AI appears to be passing through a similar filter. Capital is becoming selective. Grand claims are being replaced by specific use cases. Instead of “AI will change everything,” the pitch is quietly shifting to “AI will reduce processing time by 25 pc”.
There is also a geographic angle. Much of the AI exuberance was priced in global markets, while adoption is unfolding unevenly. In countries like India, AI is less a luxury toy and more a productivity tool. Banks use it to detect fraud, farmers to forecast weather, startups to scale customer support.
Regulators, meanwhile, have entered the discussion - another sign of maturity. Debates around data use, bias and accountability are gaining momentum. Regulation is often dismissed as a drag on innovation, yet it can function as a steering wheel rather than a brake.

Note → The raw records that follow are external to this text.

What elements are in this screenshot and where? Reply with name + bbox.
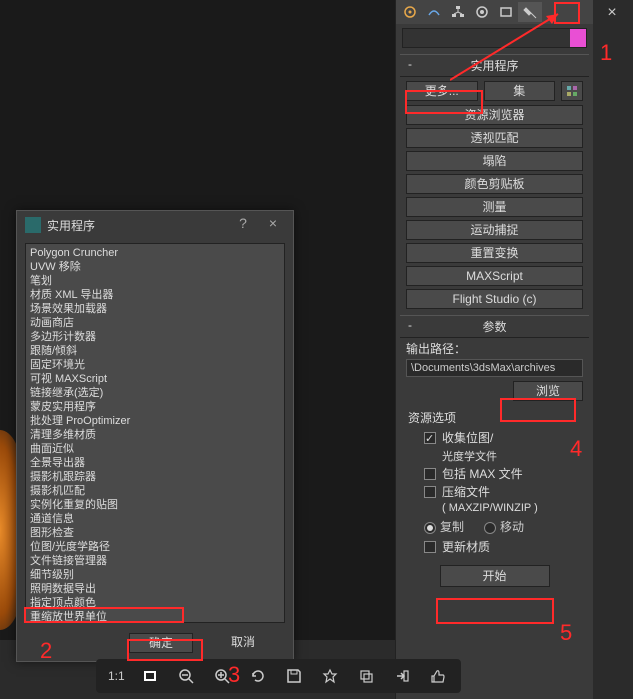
- more-button[interactable]: 更多...: [406, 81, 478, 101]
- flight-studio-button[interactable]: Flight Studio (c): [406, 289, 583, 309]
- list-item[interactable]: 摄影机匹配: [30, 484, 280, 498]
- utilities-list[interactable]: Polygon CruncherUVW 移除笔划材质 XML 导出器场景效果加载…: [25, 243, 285, 623]
- collect-bitmaps-label: 收集位图/: [442, 430, 493, 446]
- list-item[interactable]: 固定环境光: [30, 358, 280, 372]
- fullscreen-icon[interactable]: [139, 665, 161, 687]
- list-item[interactable]: 跟随/倾斜: [30, 344, 280, 358]
- move-label: 移动: [500, 518, 524, 535]
- update-materials-checkbox[interactable]: [424, 541, 436, 553]
- bottom-toolbar: 1:1: [96, 659, 461, 693]
- move-radio[interactable]: [484, 522, 496, 534]
- include-max-checkbox[interactable]: [424, 468, 436, 480]
- rotate-icon[interactable]: [247, 665, 269, 687]
- share-icon[interactable]: [391, 665, 413, 687]
- compress-label: 压缩文件: [442, 484, 490, 500]
- list-item[interactable]: 清理多维材质: [30, 428, 280, 442]
- rollout-title: 参数: [482, 320, 506, 334]
- modify-tab-icon[interactable]: [422, 2, 446, 22]
- reset-xform-button[interactable]: 重置变换: [406, 243, 583, 263]
- color-clipboard-button[interactable]: 颜色剪贴板: [406, 174, 583, 194]
- zoom-in-icon[interactable]: [211, 665, 233, 687]
- measure-button[interactable]: 测量: [406, 197, 583, 217]
- annotation-1: 1: [600, 40, 612, 66]
- dialog-titlebar[interactable]: 实用程序 ? ×: [17, 211, 293, 239]
- list-item[interactable]: 笔划: [30, 274, 280, 288]
- collect-bitmaps-checkbox[interactable]: [424, 432, 436, 444]
- command-panel-tabs: [396, 0, 593, 24]
- sets-button[interactable]: 集: [484, 81, 556, 101]
- hierarchy-tab-icon[interactable]: [446, 2, 470, 22]
- dialog-close-icon[interactable]: ×: [261, 215, 285, 235]
- update-materials-label: 更新材质: [442, 539, 490, 555]
- collect-bitmaps-label2: 光度学文件: [442, 448, 581, 464]
- start-button[interactable]: 开始: [440, 565, 550, 587]
- utilities-rollout-header[interactable]: - 实用程序: [400, 54, 589, 77]
- save-icon[interactable]: [283, 665, 305, 687]
- list-item[interactable]: 摄影机跟踪器: [30, 470, 280, 484]
- list-item[interactable]: 批处理 ProOptimizer: [30, 414, 280, 428]
- perspective-match-button[interactable]: 透视匹配: [406, 128, 583, 148]
- asset-browser-button[interactable]: 资源浏览器: [406, 105, 583, 125]
- rollout-title: 实用程序: [470, 59, 518, 73]
- list-item[interactable]: 通道信息: [30, 512, 280, 526]
- config-button-icon[interactable]: [561, 81, 583, 101]
- asset-options-label: 资源选项: [408, 409, 581, 426]
- list-item[interactable]: 重缩放世界单位: [30, 610, 280, 623]
- collapse-button[interactable]: 塌陷: [406, 151, 583, 171]
- copy-label: 复制: [440, 518, 464, 535]
- list-item[interactable]: 实例化重复的贴图: [30, 498, 280, 512]
- dialog-title: 实用程序: [47, 217, 95, 234]
- parameters-rollout-header[interactable]: - 参数: [400, 315, 589, 338]
- list-item[interactable]: 图形检查: [30, 526, 280, 540]
- help-icon[interactable]: ?: [231, 215, 255, 235]
- cancel-button[interactable]: 取消: [211, 633, 275, 653]
- list-item[interactable]: 照明数据导出: [30, 582, 280, 596]
- app-icon: [25, 217, 41, 233]
- list-item[interactable]: 指定顶点颜色: [30, 596, 280, 610]
- list-item[interactable]: 场景效果加载器: [30, 302, 280, 316]
- command-panel: - 实用程序 更多... 集 资源浏览器 透视匹配 塌陷 颜色剪贴板 测量 运动…: [395, 0, 593, 699]
- list-item[interactable]: 可视 MAXScript: [30, 372, 280, 386]
- name-color-bar[interactable]: [402, 28, 587, 48]
- list-item[interactable]: 动画商店: [30, 316, 280, 330]
- compress-sublabel: ( MAXZIP/WINZIP ): [442, 502, 581, 514]
- thumbs-up-icon[interactable]: [427, 665, 449, 687]
- output-path-label: 输出路径：: [406, 340, 583, 357]
- list-item[interactable]: 文件链接管理器: [30, 554, 280, 568]
- list-item[interactable]: 链接继承(选定): [30, 386, 280, 400]
- close-icon[interactable]: ×: [599, 2, 625, 24]
- list-item[interactable]: 位图/光度学路径: [30, 540, 280, 554]
- list-item[interactable]: UVW 移除: [30, 260, 280, 274]
- motion-capture-button[interactable]: 运动捕捉: [406, 220, 583, 240]
- list-item[interactable]: 多边形计数器: [30, 330, 280, 344]
- list-item[interactable]: 曲面近似: [30, 442, 280, 456]
- maxscript-button[interactable]: MAXScript: [406, 266, 583, 286]
- list-item[interactable]: 细节级别: [30, 568, 280, 582]
- copy-icon[interactable]: [355, 665, 377, 687]
- list-item[interactable]: 全景导出器: [30, 456, 280, 470]
- compress-checkbox[interactable]: [424, 486, 436, 498]
- motion-tab-icon[interactable]: [470, 2, 494, 22]
- display-tab-icon[interactable]: [494, 2, 518, 22]
- browse-button[interactable]: 浏览: [513, 381, 583, 401]
- utilities-tab-icon[interactable]: [518, 2, 542, 22]
- ok-button[interactable]: 确定: [129, 633, 193, 653]
- utilities-dialog: 实用程序 ? × Polygon CruncherUVW 移除笔划材质 XML …: [16, 210, 294, 662]
- zoom-out-icon[interactable]: [175, 665, 197, 687]
- list-item[interactable]: 材质 XML 导出器: [30, 288, 280, 302]
- copy-radio[interactable]: [424, 522, 436, 534]
- create-tab-icon[interactable]: [398, 2, 422, 22]
- star-icon[interactable]: [319, 665, 341, 687]
- list-item[interactable]: 蒙皮实用程序: [30, 400, 280, 414]
- output-path-input[interactable]: \Documents\3dsMax\archives: [406, 359, 583, 377]
- ratio-label[interactable]: 1:1: [108, 665, 125, 687]
- list-item[interactable]: Polygon Cruncher: [30, 246, 280, 260]
- include-max-label: 包括 MAX 文件: [442, 466, 523, 482]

The real irony lies in our impatience. We demand revolutions to justify quarterly earnings and expect general intelligence to arrive by next Tuesday. When that fails to materialise, disappointment sets in. History tells a different story. Every transformative technology -electricity, automobiles, smartphones - passed through phases when investors doubted its economics and timing.
What we are seeing now is not a loud burst but a quiet recalibration. AI is shifting from promise to process. Labelling this phase an ‘AI bubble’ makes for catchy headlines but ignores nuance.
(The writer is a retired Bengaluru-based banker. Views personal.)